Sunday, January 8, 2012

Regular Employment

The appellate court's premise that regular employees are those who perform activities which are desirable and necessary for the business of the employer is not determinative in this case. In fact, any agreement may provide that one party shall render services for and in behalf of another, no matter how necessary for the latter's business, even without being hired as an employee. Hence, respondent's length of service and petitioner's repeated act of assigning respondent some tasks to be performed did not result to respondent's entitlement to the rights and privileges of a regular employee.

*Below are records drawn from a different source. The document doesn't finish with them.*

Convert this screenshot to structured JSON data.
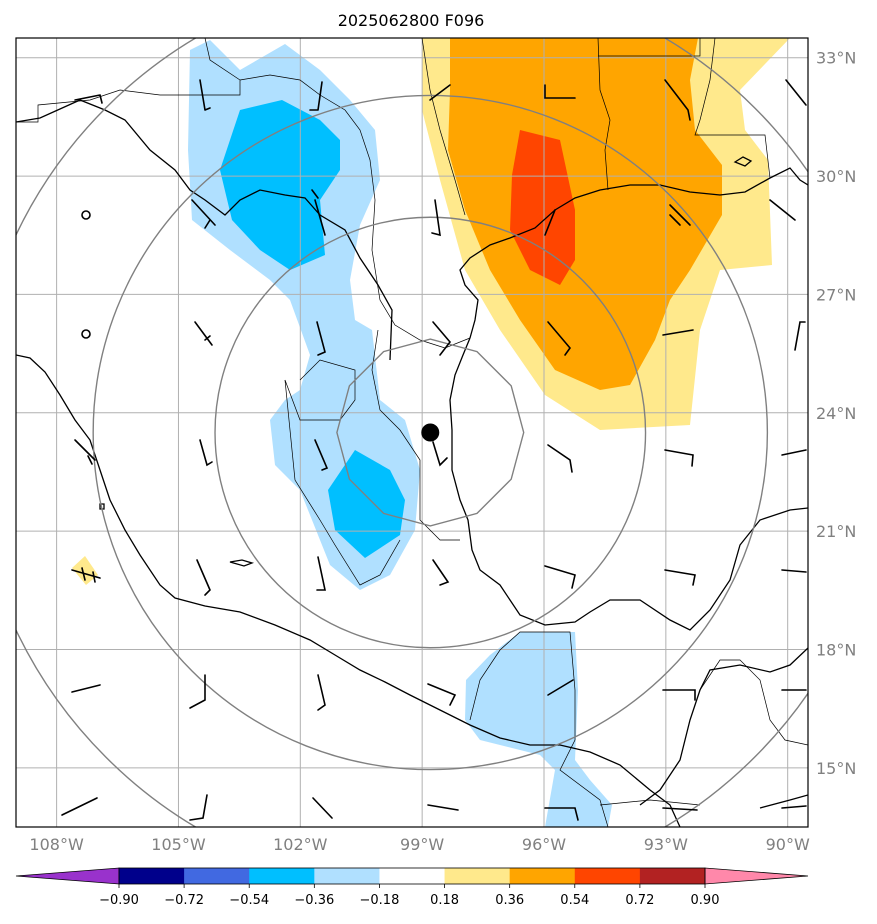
{
  "title": "2025062800 F096",
  "map": {
    "extent": {
      "lon_min": -109,
      "lon_max": -89.5,
      "lat_min": 13.5,
      "lat_max": 33.5
    },
    "lat_ticks": [
      {
        "value": 33,
        "label": "33°N"
      },
      {
        "value": 30,
        "label": "30°N"
      },
      {
        "value": 27,
        "label": "27°N"
      },
      {
        "value": 24,
        "label": "24°N"
      },
      {
        "value": 21,
        "label": "21°N"
      },
      {
        "value": 18,
        "label": "18°N"
      },
      {
        "value": 15,
        "label": "15°N"
      }
    ],
    "lon_ticks": [
      {
        "value": -108,
        "label": "108°W"
      },
      {
        "value": -105,
        "label": "105°W"
      },
      {
        "value": -102,
        "label": "102°W"
      },
      {
        "value": -99,
        "label": "99°W"
      },
      {
        "value": -96,
        "label": "96°W"
      },
      {
        "value": -93,
        "label": "93°W"
      },
      {
        "value": -90,
        "label": "90°W"
      }
    ],
    "center_marker": {
      "lon": -98.8,
      "lat": 23.5
    },
    "range_rings_deg": [
      2.3,
      5.3,
      8.3,
      11.3
    ],
    "colors": {
      "coast": "#000000",
      "border": "#000000",
      "grid": "#b0b0b0",
      "rings": "#808080"
    }
  },
  "colorbar": {
    "ticks": [
      "−0.90",
      "−0.72",
      "−0.54",
      "−0.36",
      "−0.18",
      "0.18",
      "0.36",
      "0.54",
      "0.72",
      "0.90"
    ],
    "colors": [
      "#9932cc",
      "#00008b",
      "#4169e1",
      "#00bfff",
      "#b0e0ff",
      "#ffffff",
      "#ffe98c",
      "#ffa500",
      "#ff4500",
      "#b22222",
      "#ff88aa"
    ]
  }
}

Furthermore, despite the fact that petitioner made use of the services of respondent for eleven years, he still cannot be considered as a regular employee of petitioner. Article 280 of the Labor Code, in which the lower court used to buttress its findings that respondent became a regular employee of the petitioner, is not applicable in the case at bar. Indeed, the Court has ruled that said provision is not the yardstick for determining the existence of an employment relationship because it merely distinguishes between two kinds of employees, i.e., regular employees and casual employees, for purposes of determining the right of an employee to certain benefits, to join or form a union, or to security of tenure; it does not apply where the existence of an employment relationship is in dispute (Atok Big Wedge Company, Inc. Vs. Jesus P. Gison, G.R. No. 169510. August 8, 2011).